MOSCOW, March 21. /TASS/. Average life expectancy in Russia raised from 65.4 in 2005 to 71.8 in 2016, Russian President Vladimir Putin said on Tuesday.
"In the past 12 years, life expectancy in Russia went up by 6.5 years, from 65.4 in 2005 to 71.8 in 2016. Life expectancy for men increased by 7.7 year, and for women - by 4.6," Putin said at a meeting of the presidential council on strategic development and priority projects.
He noted that over that period infant mortality went down from 10.2 to six per each 1,000 newborns. "Infant mortality rate in January was 5.1 [per 1,000 newborns]. As for maternal mortality, the situation is even better: mortality rates reduced more than three-fold," he said.
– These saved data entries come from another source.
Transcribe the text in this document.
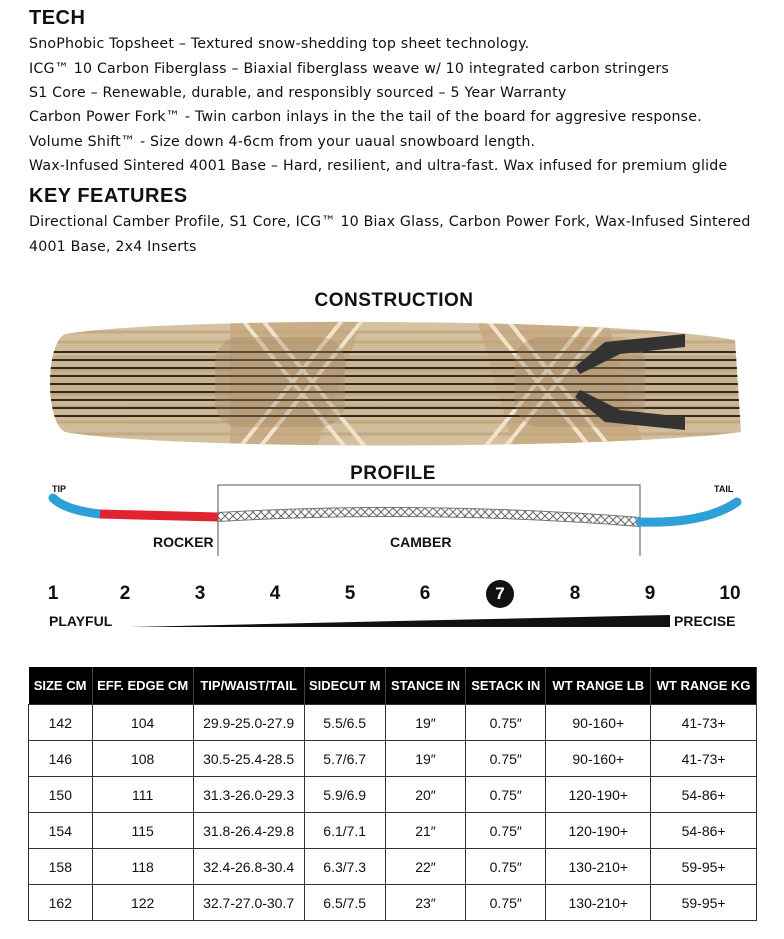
TECH
SnoPhobic Topsheet – Textured snow-shedding top sheet technology.
ICG™ 10 Carbon Fiberglass – Biaxial fiberglass weave w/ 10 integrated carbon stringers
S1 Core – Renewable, durable, and responsibly sourced – 5 Year Warranty
Carbon Power Fork™ - Twin carbon inlays in the the tail of the board for aggresive response.
Volume Shift™ - Size down 4-6cm from your uaual snowboard length.
Wax-Infused Sintered 4001 Base – Hard, resilient, and ultra-fast. Wax infused for premium glide
KEY FEATURES
Directional Camber Profile, S1 Core, ICG™ 10 Biax Glass, Carbon Power Fork, Wax-Infused Sintered 4001 Base, 2x4 Inserts
CONSTRUCTION
PROFILE
TIP	TAIL
ROCKER	CAMBER
1	2	3	4	5	6	7	8	9	10
PLAYFUL	PRECISE
SIZE CM	EFF. EDGE CM	TIP/WAIST/TAIL	SIDECUT M	STANCE IN	SETACK IN	WT RANGE LB	WT RANGE KG
142	104	29.9-25.0-27.9	5.5/6.5	19″	0.75″	90-160+	41-73+
146	108	30.5-25.4-28.5	5.7/6.7	19″	0.75″	90-160+	41-73+
150	111	31.3-26.0-29.3	5.9/6.9	20″	0.75″	120-190+	54-86+
154	115	31.8-26.4-29.8	6.1/7.1	21″	0.75″	120-190+	54-86+
158	118	32.4-26.8-30.4	6.3/7.3	22″	0.75″	130-210+	59-95+
162	122	32.7-27.0-30.7	6.5/7.5	23″	0.75″	130-210+	59-95+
As positive factors, he cited upgrading of logistics of medical establishments and a wider use of high technology medicine. "I would like to remind that some 60,000 patients could receive such services in 2005 and their number grew to 963,100 in 2016. It means a 15-times growth," Putin stressed, adding that the number of medical establishments offering high technology services increased ten-fold, from 90 to 902.
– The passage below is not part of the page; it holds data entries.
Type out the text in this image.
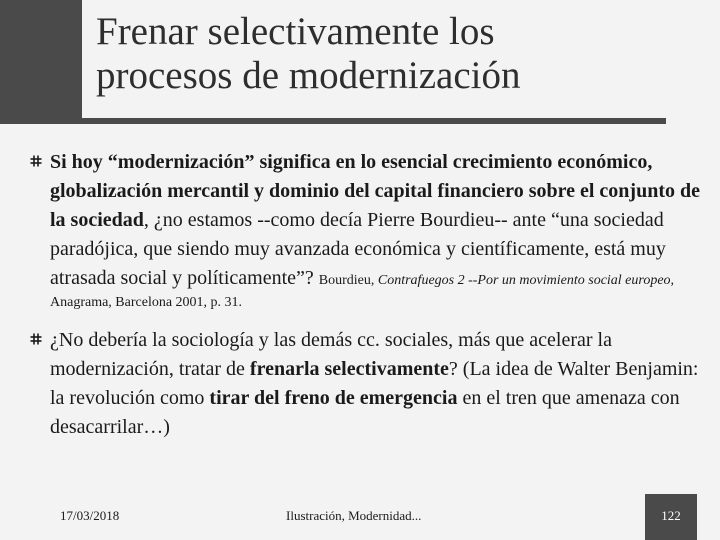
Frenar selectivamente los
procesos de modernización
Si hoy “modernización” significa en lo esencial crecimiento económico, globalización mercantil y dominio del capital financiero sobre el conjunto de la sociedad, ¿no estamos --como decía Pierre Bourdieu-- ante “una sociedad paradójica, que siendo muy avanzada económica y científicamente, está muy atrasada social y políticamente”? Bourdieu, Contrafuegos 2 --Por un movimiento social europeo,
Anagrama, Barcelona 2001, p. 31.
¿No debería la sociología y las demás cc. sociales, más que acelerar la modernización, tratar de frenarla selectivamente? (La idea de Walter Benjamin: la revolución como tirar del freno de emergencia en el tren que amenaza con desacarrilar…)
17/03/2018	Ilustración, Modernidad...	122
Putin said that the average life expectancy in Russia will reach 76 years by 2025.
"There are all the possibilities to increase life expectancy in Russia to 76 years, to dramatically reduce mortality at employable age by 2025," Putin said.
At the same time, he admitted certain alarming tendencies. "Employable age mortality increased in 2015. Nothing critical about that but it is worth keener attention," he stressed.